In 1998, Alain Buffard returned to the stage with his production Good Boy, a choreographic self-portrait that is a bit like a blank canvas. Rather than a solo, it’s more about the invention of solitude, its meticulous development as a mental and physical terrain, a zone for exhibiting and redefining oneself via the margins: merely a presence on stage, defining the outlines of one’s being through repeated actions, positioning one’s body as affirmation and uncertainty, a sensual and fictional field of exploration. A solo of disintegration and reconstruction, Good Boy creates a grammar of rebelliousness, reviewing the strategies of invention that make it possible to rebuild a body in the face of disease, social constraints and gender assignment. With just a few accessories – underpants, sellotape, boxes
of medicine – which he uses to ‘draw extensions, excrescences for himself’, he creates an aesthetic of the minimal, of insistance and repetition. Revived by Matthieu Doze, this ‘good boy’ continues to act – setting the resist- ance of his physical and subjective montages against the statement that designates him as an obedient subject.

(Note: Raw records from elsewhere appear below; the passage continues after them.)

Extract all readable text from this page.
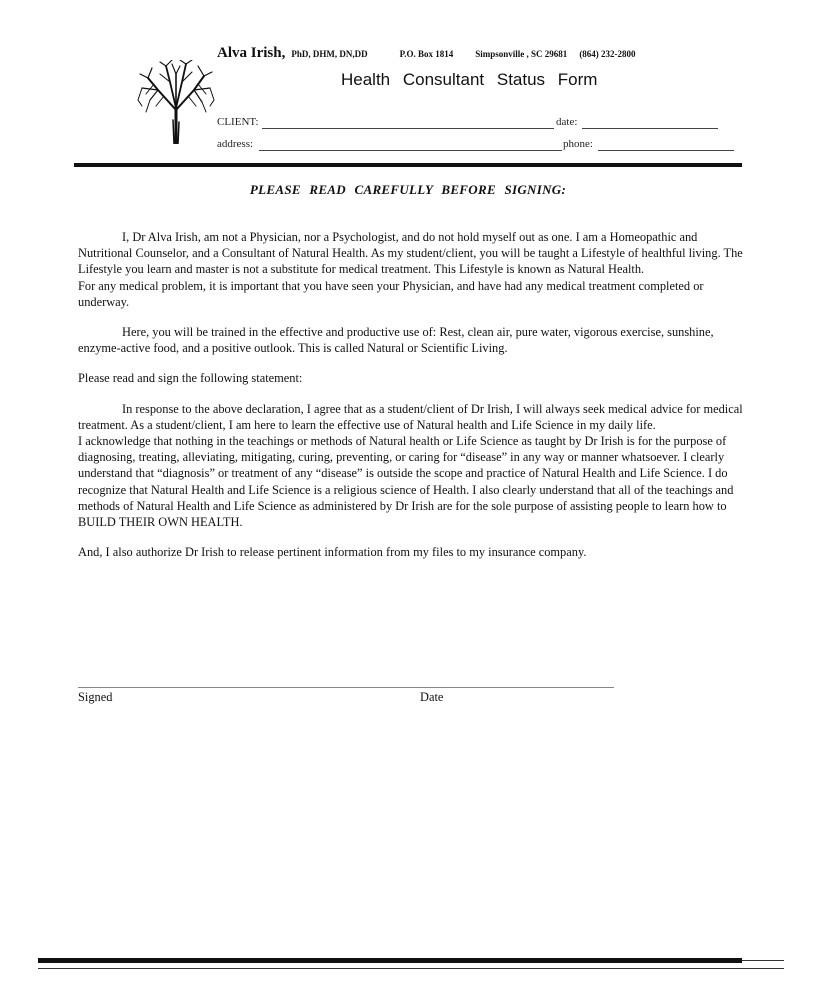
Alva Irish, PhD, DHM, DN,DD	P.O. Box 1814 Simpsonville , SC 29681 (864) 232-2800
Health Consultant Status Form
CLIENT:	date:
address:	phone:
PLEASE READ CAREFULLY BEFORE SIGNING:

I, Dr Alva Irish, am not a Physician, nor a Psychologist, and do not hold myself out as one. I am a Homeopathic and Nutritional Counselor, and a Consultant of Natural Health. As my student/client, you will be taught a Lifestyle of healthful living. The Lifestyle you learn and master is not a substitute for medical treatment. This Lifestyle is known as Natural Health.

For any medical problem, it is important that you have seen your Physician, and have had any medical treatment completed or underway.

Here, you will be trained in the effective and productive use of: Rest, clean air, pure water, vigorous exercise, sunshine, enzyme-active food, and a positive outlook. This is called Natural or Scientific Living.

Please read and sign the following statement:

In response to the above declaration, I agree that as a student/client of Dr Irish, I will always seek medical advice for medical treatment. As a student/client, I am here to learn the effective use of Natural health and Life Science in my daily life.

I acknowledge that nothing in the teachings or methods of Natural health or Life Science as taught by Dr Irish is for the purpose of diagnosing, treating, alleviating, mitigating, curing, preventing, or caring for “disease” in any way or manner whatsoever. I clearly understand that “diagnosis” or treatment of any “disease” is outside the scope and practice of Natural Health and Life Science. I do recognize that Natural Health and Life Science is a religious science of Health. I also clearly understand that all of the teachings and methods of Natural Health and Life Science as administered by Dr Irish are for the sole purpose of assisting people to learn how to BUILD THEIR OWN HEALTH.

And, I also authorize Dr Irish to release pertinent information from my files to my insurance company.

Signed	Date
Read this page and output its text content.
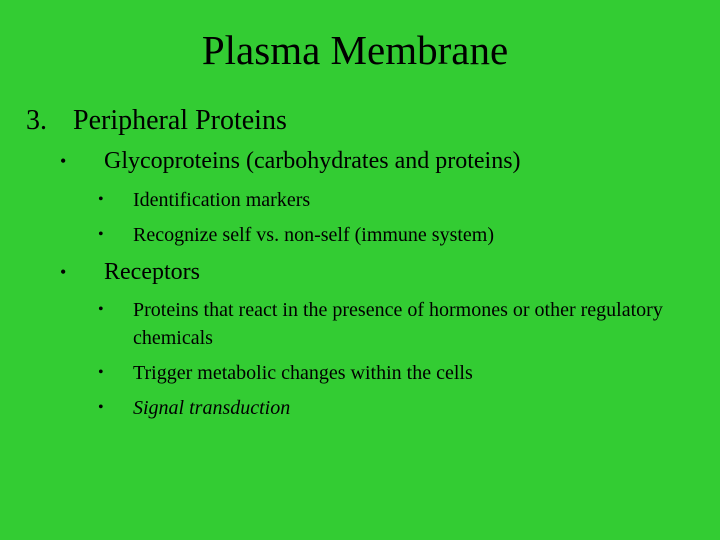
Plasma Membrane
3. Peripheral Proteins
• Glycoproteins (carbohydrates and proteins)
• Identification markers
• Recognize self vs. non-self (immune system)
• Receptors
• Proteins that react in the presence of hormones or other regulatory chemicals
• Trigger metabolic changes within the cells
• Signal transduction
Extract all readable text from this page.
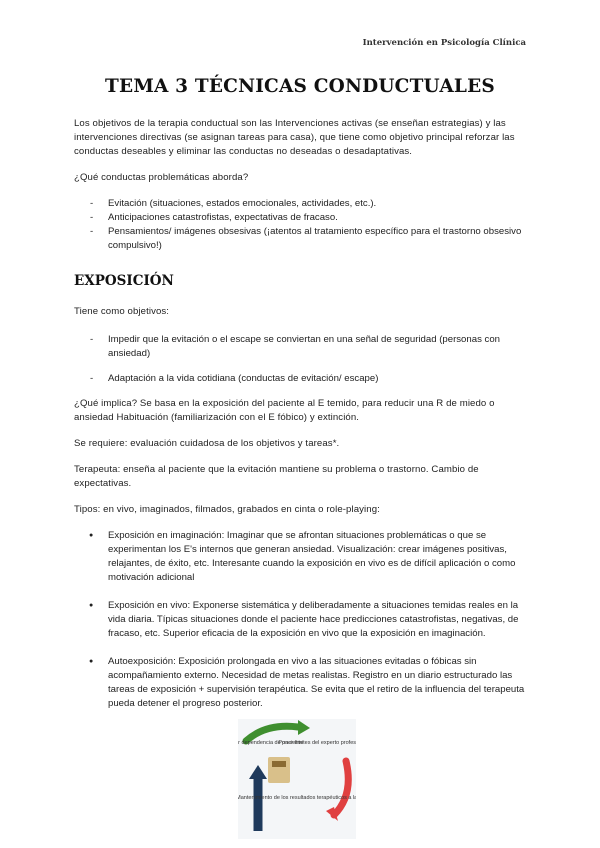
Intervención en Psicología Clínica
TEMA 3 TÉCNICAS CONDUCTUALES

Los objetivos de la terapia conductual son las Intervenciones activas (se enseñan estrategias) y las intervenciones directivas (se asignan tareas para casa), que tiene como objetivo principal reforzar las conductas deseables y eliminar las conductas no deseadas o desadaptativas.

¿Qué conductas problemáticas aborda?

- Evitación (situaciones, estados emocionales, actividades, etc.).
- Anticipaciones catastrofistas, expectativas de fracaso.
- Pensamientos/ imágenes obsesivas (¡atentos al tratamiento específico para el trastorno obsesivo compulsivo!)
EXPOSICIÓN

Tiene como objetivos:

- Impedir que la evitación o el escape se conviertan en una señal de seguridad (personas con ansiedad)
- Adaptación a la vida cotidiana (conductas de evitación/ escape)

¿Qué implica? Se basa en la exposición del paciente al E temido, para reducir una R de miedo o ansiedad Habituación (familiarización con el E fóbico) y extinción.

Se requiere: evaluación cuidadosa de los objetivos y tareas*.

Terapeuta: enseña al paciente que la evitación mantiene su problema o trastorno. Cambio de expectativas.

Tipos: en vivo, imaginados, filmados, grabados en cinta o role-playing:

● Exposición en imaginación: Imaginar que se afrontan situaciones problemáticas o que se experimentan los E's internos que generan ansiedad. Visualización: crear imágenes positivas, relajantes, de éxito, etc. Interesante cuando la exposición en vivo es de difícil aplicación o como motivación adicional
● Exposición en vivo: Exponerse sistemática y deliberadamente a situaciones temidas reales en la vida diaria. Típicas situaciones donde el paciente hace predicciones catastrofistas, negativas, de fracaso, etc. Superior eficacia de la exposición en vivo que la exposición en imaginación.
● Autoexposición: Exposición prolongada en vivo a las situaciones evitadas o fóbicas sin acompañamiento externo. Necesidad de metas realistas. Registro en un diario estructurado las tareas de exposición + supervisión terapéutica. Se evita que el retiro de la influencia del terapeuta pueda detener el progreso posterior.
dependencia de paciente
Poner límites del experto profes
Mantenimiento de los resultados terapéuticos a la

Alain Buffard’s place in French choreography is that of a free spirit whose productions do not fit into the pre-established categories; after initially performing in the 1980s for Régine Chopinot, Daniel Larrieu and Brigitte Farges, among others, in the late 1990s up until his death in 2013 he produced a body of work that was imbued with vital urgency in which each gesture had a transgressive power, questioning what a body can be. It was also an incubator, drawing on multiple influences – from American postmodern dance, the visual arts and performance – that helped to expand the field of dance and the historical resonance of his practice. His encounter with Yvonne Rainer and Anna Halprin in the 1990s, and his discovery of work by artists such as Vito Acconci, Chris Burden and Bruce Nauman, fed into this field of aesthetic and discursive problematics, which had hitherto had little impact on him.